Currently, Stratolaunch’s fleet comprises primarily a carrier aircraft dubbed Roc, after the mythical, giant bird of prey; and Talon-A, an autonomous, reusable, rocket-powered, hypersonic flight vehicle.

Roc features a twin-fuselage design slung beneath a 385-foot wingspan—the longest ever flown—and boasts a 550,000-pound payload and a Maximum Gross Takeoff Weight (MGTOW) of a staggering one-million-three-hundred-thousand pounds.

Talon-A’s relatively diminutive 28-foot (8.5-meter) fuselage and 11.3-foot (3.4-meter) wingspan belie the machine’s six-thousand-pound (2,700-kilogram) launch mass and airspeed envelope of Mach 5.0 to Mach 7.0 (3,334 to 4,667-knots).

Ultimately, Roc will be capable of carrying up to three Talon-A vehicles contemporaneously, making possible rapid constellation deployment to differing inclinations.

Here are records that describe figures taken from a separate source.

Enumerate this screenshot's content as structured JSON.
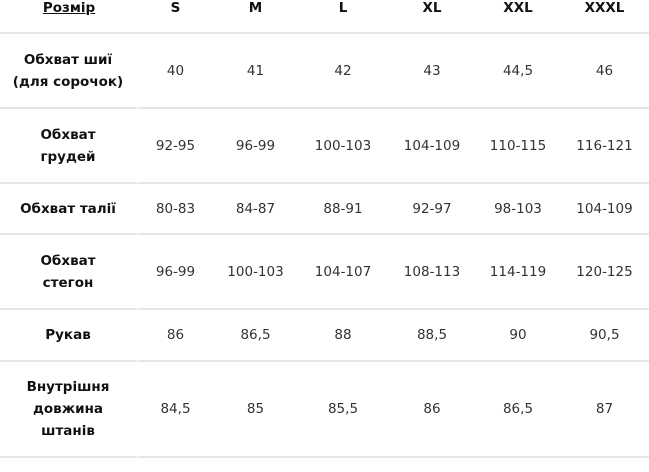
{
  "table": {
    "header_label": "Розмір",
    "sizes": [
      "S",
      "M",
      "L",
      "XL",
      "XXL",
      "XXXL"
    ],
    "rows": [
      {
        "label": [
          "Обхват шиї",
          "(для сорочок)"
        ],
        "values": [
          "40",
          "41",
          "42",
          "43",
          "44,5",
          "46"
        ]
      },
      {
        "label": [
          "Обхват",
          "грудей"
        ],
        "values": [
          "92-95",
          "96-99",
          "100-103",
          "104-109",
          "110-115",
          "116-121"
        ]
      },
      {
        "label": [
          "Обхват талії"
        ],
        "values": [
          "80-83",
          "84-87",
          "88-91",
          "92-97",
          "98-103",
          "104-109"
        ]
      },
      {
        "label": [
          "Обхват",
          "стегон"
        ],
        "values": [
          "96-99",
          "100-103",
          "104-107",
          "108-113",
          "114-119",
          "120-125"
        ]
      },
      {
        "label": [
          "Рукав"
        ],
        "values": [
          "86",
          "86,5",
          "88",
          "88,5",
          "90",
          "90,5"
        ]
      },
      {
        "label": [
          "Внутрішня",
          "довжина",
          "штанів"
        ],
        "values": [
          "84,5",
          "85",
          "85,5",
          "86",
          "86,5",
          "87"
        ]
      }
    ]
  }
}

Paired, the two machines constitute a genuine aerospace spectacle—a syncretism of dizzying immensity and blistering speed borne respectively aloft on columns of burning Jet A-1 and rocket fuel.

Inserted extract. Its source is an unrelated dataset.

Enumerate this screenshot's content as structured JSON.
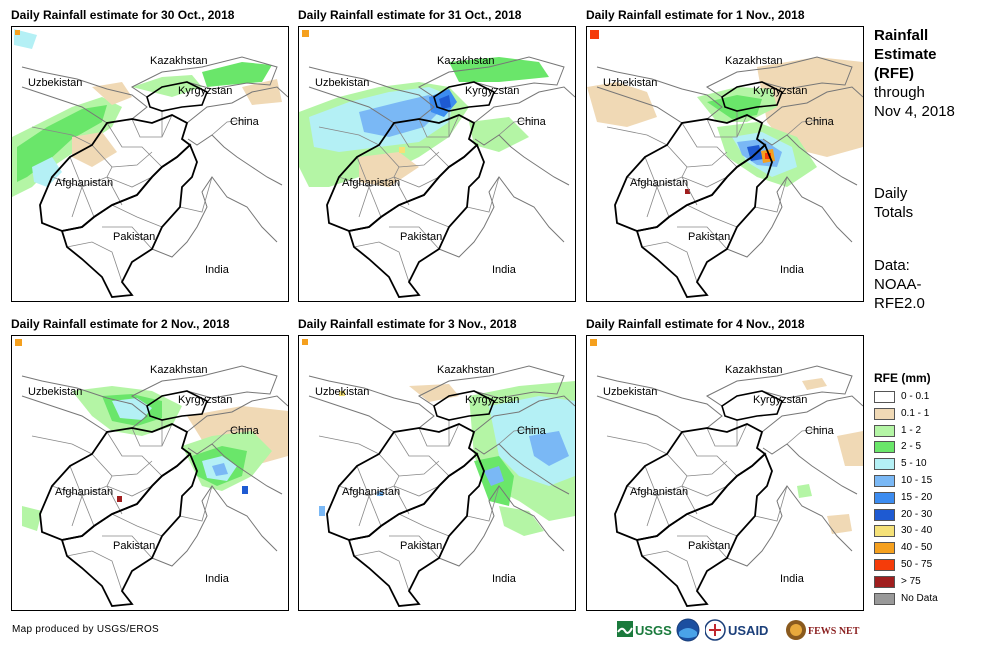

On 28 October 2022, Stratolaunch commenced captive carry in-flight testing of the Talon-A prototype. Roc ascended into the azure vastness above California's Mojave Desert with the test-vehicle slung to a purpose-built amidships attachment pylon. The flight, Roc’s eighth, lasted just over five-hours, reached a maximum altitude of FL230 (7,000 meters), and reportedly met the entirety of its engineering, performance, and telemetric objectives.

On 13 January 2023 at 14:51 PST, Roc and Talon-A rose as one from the Mojave Air and Space Port, climbed to an altitude of 22,500-feet (6,858-meters), and remained aloft for six-hours—the giant aircraft’s longest sortie to date—before returning to Mojave and landing without incident.

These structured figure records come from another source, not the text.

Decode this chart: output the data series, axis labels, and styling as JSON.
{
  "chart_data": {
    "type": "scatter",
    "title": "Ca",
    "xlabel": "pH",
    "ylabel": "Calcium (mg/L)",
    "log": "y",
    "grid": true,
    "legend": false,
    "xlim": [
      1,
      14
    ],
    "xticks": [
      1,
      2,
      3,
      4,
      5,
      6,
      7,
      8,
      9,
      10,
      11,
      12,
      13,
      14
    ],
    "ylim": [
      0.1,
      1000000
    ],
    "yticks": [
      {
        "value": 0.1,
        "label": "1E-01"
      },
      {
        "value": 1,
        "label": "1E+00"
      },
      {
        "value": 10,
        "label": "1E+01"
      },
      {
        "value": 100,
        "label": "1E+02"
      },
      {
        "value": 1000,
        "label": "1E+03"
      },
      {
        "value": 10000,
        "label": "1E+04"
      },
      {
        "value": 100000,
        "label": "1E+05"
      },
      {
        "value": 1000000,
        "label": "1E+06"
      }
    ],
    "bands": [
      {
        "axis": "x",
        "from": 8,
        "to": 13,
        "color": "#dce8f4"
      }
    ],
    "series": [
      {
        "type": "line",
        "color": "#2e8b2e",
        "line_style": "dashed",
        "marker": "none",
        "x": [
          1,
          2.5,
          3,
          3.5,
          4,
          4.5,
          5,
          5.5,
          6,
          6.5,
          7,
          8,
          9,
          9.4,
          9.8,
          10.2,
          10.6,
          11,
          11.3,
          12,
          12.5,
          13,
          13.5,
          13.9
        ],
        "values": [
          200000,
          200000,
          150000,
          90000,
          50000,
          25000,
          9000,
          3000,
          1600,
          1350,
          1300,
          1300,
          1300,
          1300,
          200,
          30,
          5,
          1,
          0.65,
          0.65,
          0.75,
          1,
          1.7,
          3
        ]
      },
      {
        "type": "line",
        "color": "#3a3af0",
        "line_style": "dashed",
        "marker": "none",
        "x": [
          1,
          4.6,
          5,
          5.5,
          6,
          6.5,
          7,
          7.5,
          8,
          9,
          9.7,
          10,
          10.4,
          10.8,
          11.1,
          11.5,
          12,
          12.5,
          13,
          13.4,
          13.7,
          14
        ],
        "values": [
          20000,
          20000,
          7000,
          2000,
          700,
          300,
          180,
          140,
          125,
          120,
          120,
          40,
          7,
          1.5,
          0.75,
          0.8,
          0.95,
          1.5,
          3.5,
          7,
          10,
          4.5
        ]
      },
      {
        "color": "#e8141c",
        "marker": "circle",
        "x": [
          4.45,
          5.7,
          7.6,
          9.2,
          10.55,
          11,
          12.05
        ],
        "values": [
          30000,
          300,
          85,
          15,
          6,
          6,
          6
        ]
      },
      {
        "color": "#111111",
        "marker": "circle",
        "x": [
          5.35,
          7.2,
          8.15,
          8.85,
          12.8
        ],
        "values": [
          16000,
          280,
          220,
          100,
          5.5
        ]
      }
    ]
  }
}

On 13 May 2023, Stratolaunch announced it had successfully completed a separation release test of TA-0, the company’s Talon-A separation test vehicle. The flight was Roc’s 11th and occasioned the second instance in which the company’s teams conducted flight operations within Vandenberg Space Force Base's Western Range.

The flight, which lasted a total of four-hours and eight-minutes, demonstrated the Talon-A launch system’s capability to cleanly and safely separate hypersonic vehicles from Roc's center-wing pylon. The test also confirmed consistent transmission and reception of telemetry between the vehicles and Vandenberg Space Force Base's communication assets—thereby assuring the collection of critical back-up telemetry data during future hypersonic flight tests.  

Having successfully completed the landmark test, the Stratolaunch team progresses now toward the first hypersonic flight of the TA-1 expendable testbed—presumably in late summer 2023.

Stratolaunch president and CEO Dr. Zachary Krevor stated: "Today's test was exceptional. It was exhilarating to see TA-0 release safely away from Roc, and I commend our team and partners. Our hardware and data collection systems performed as anticipated, and we now stand at the precipice of achieving hypersonic flight."

Dr. Krevor added: "We also thank the Western Range, Vandenberg Space Force Base, for their continued support of our test operations. They have provided us with multiple flight opportunities and have been a great partner adapting to our various schedule requests as we adjusted our release window. We look forward to working together during our future operations pursuing hypersonic flight.”

In 2011, Stratolaunch Systems signed a twenty-year agreement with the Kern County Airport Authority, Mojave, California, for the lease of twenty-acres at the Mojave Air and Space Port upon which to build production and launch facilities.